Be able to defuse the situation. If the dispute turns into an angry quarrel, it is better to moderate your ardor and make peace with your partner. Stop arguing, start listening, and look for compromises. If physical contact is comfortable for you at the moment of tension, then hold hands or hug. Use humor. Suggest a change of scenery.
For example, if you fight during a date, invite your partner on another date. Change the situation or move to another place, and say hello again as if at a new meeting. Don’t be afraid to express your thoughts or discuss controversial issues for fear of a breakup.
It is better to pull yourself together and invite your partner to do the same. If you do not need a specific change, try not to bring up controversial topics that have already caused disagreements.
This way, you will only satisfy your partner and not convince him according to your views. Being happy is more important than proving your case.

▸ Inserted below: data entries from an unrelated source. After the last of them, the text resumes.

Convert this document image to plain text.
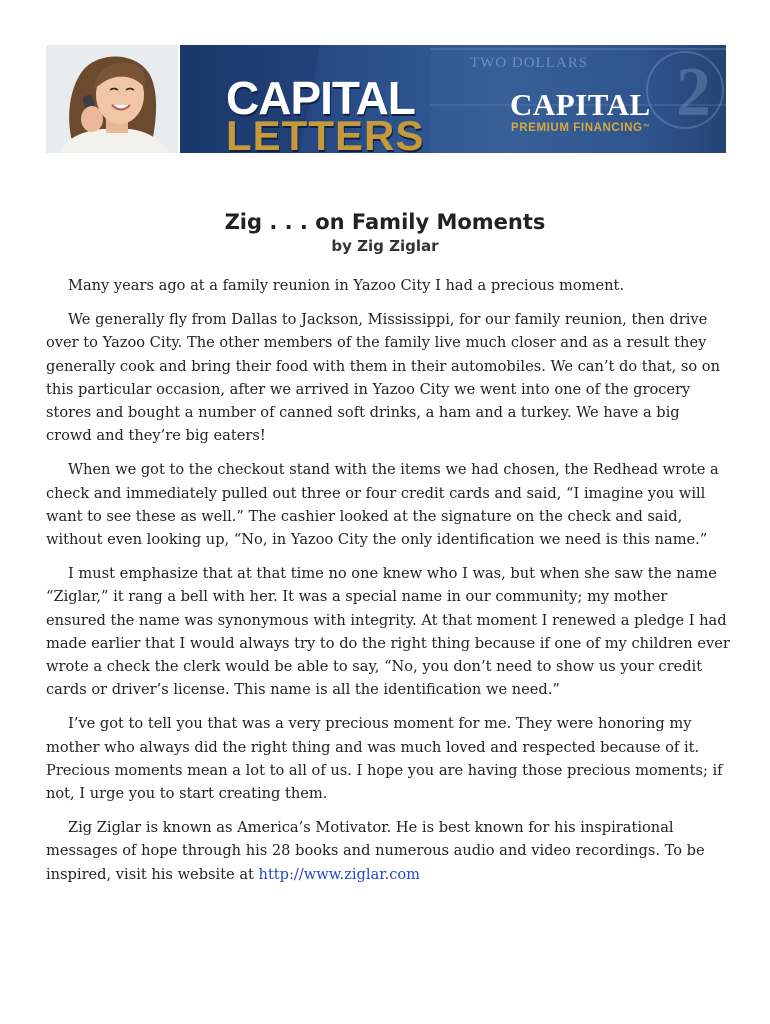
2
TWO DOLLARS
CAPITAL
LETTERS
CAPITAL
PREMIUM FINANCING™
Zig . . . on Family Moments
by Zig Ziglar

Many years ago at a family reunion in Yazoo City I had a precious moment.

We generally fly from Dallas to Jackson, Mississippi, for our family reunion, then drive over to Yazoo City. The other members of the family live much closer and as a result they generally cook and bring their food with them in their automobiles. We can’t do that, so on this particular occasion, after we arrived in Yazoo City we went into one of the grocery stores and bought a number of canned soft drinks, a ham and a turkey. We have a big crowd and they’re big eaters!

When we got to the checkout stand with the items we had chosen, the Redhead wrote a check and immediately pulled out three or four credit cards and said, “I imagine you will want to see these as well.” The cashier looked at the signature on the check and said, without even looking up, “No, in Yazoo City the only identification we need is this name.”

I must emphasize that at that time no one knew who I was, but when she saw the name “Ziglar,” it rang a bell with her. It was a special name in our community; my mother ensured the name was synonymous with integrity. At that moment I renewed a pledge I had made earlier that I would always try to do the right thing because if one of my children ever wrote a check the clerk would be able to say, “No, you don’t need to show us your credit cards or driver’s license. This name is all the identification we need.”

I’ve got to tell you that was a very precious moment for me. They were honoring my mother who always did the right thing and was much loved and respected because of it. Precious moments mean a lot to all of us. I hope you are having those precious moments; if not, I urge you to start creating them.

Zig Ziglar is known as America’s Motivator. He is best known for his inspirational messages of hope through his 28 books and numerous audio and video recordings. To be inspired, visit his website at http://www.ziglar.com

For example, if you quarreled over your close friend who does not like your partner, then discuss whether the partner is really ready to date you.
At the same time, do not argue if the partner considers the girlfriend annoying. If she annoys the partner, the dispute will only increase irritation.
Express your feelings gradually
After a few dates, you must say what you expect from such a relationship. You may want to know about your partner’s feelings and how serious they are. Refrain from demanding immediate answers, and show your partner that you like his company.
If it still needs to be prepared, then wait. People make decisions at different speeds. Don’t confess your love on first dates. Enjoy this excellent state for the first few months if you are confident in your feelings.
If you like a person but confess your love before you have reciprocal feelings, then say that you are not ready to say the same thing yet, but you want to continue the relationship because you feel strong sympathy.
Take your time
Marriages at an early age often end in divorce, and the same statistics apply to marriages immediately after the start of a relationship. If you find it challenging to tolerate loneliness, communicate with friends more often. Agree to dates, respect the person, and have a good time, but do not expect this relationship to last a lifetime.
Before you propose to a girl, meeting her for at least three years is better. The strength of a relationship depends on the degree of intimacy, and intimacy takes time.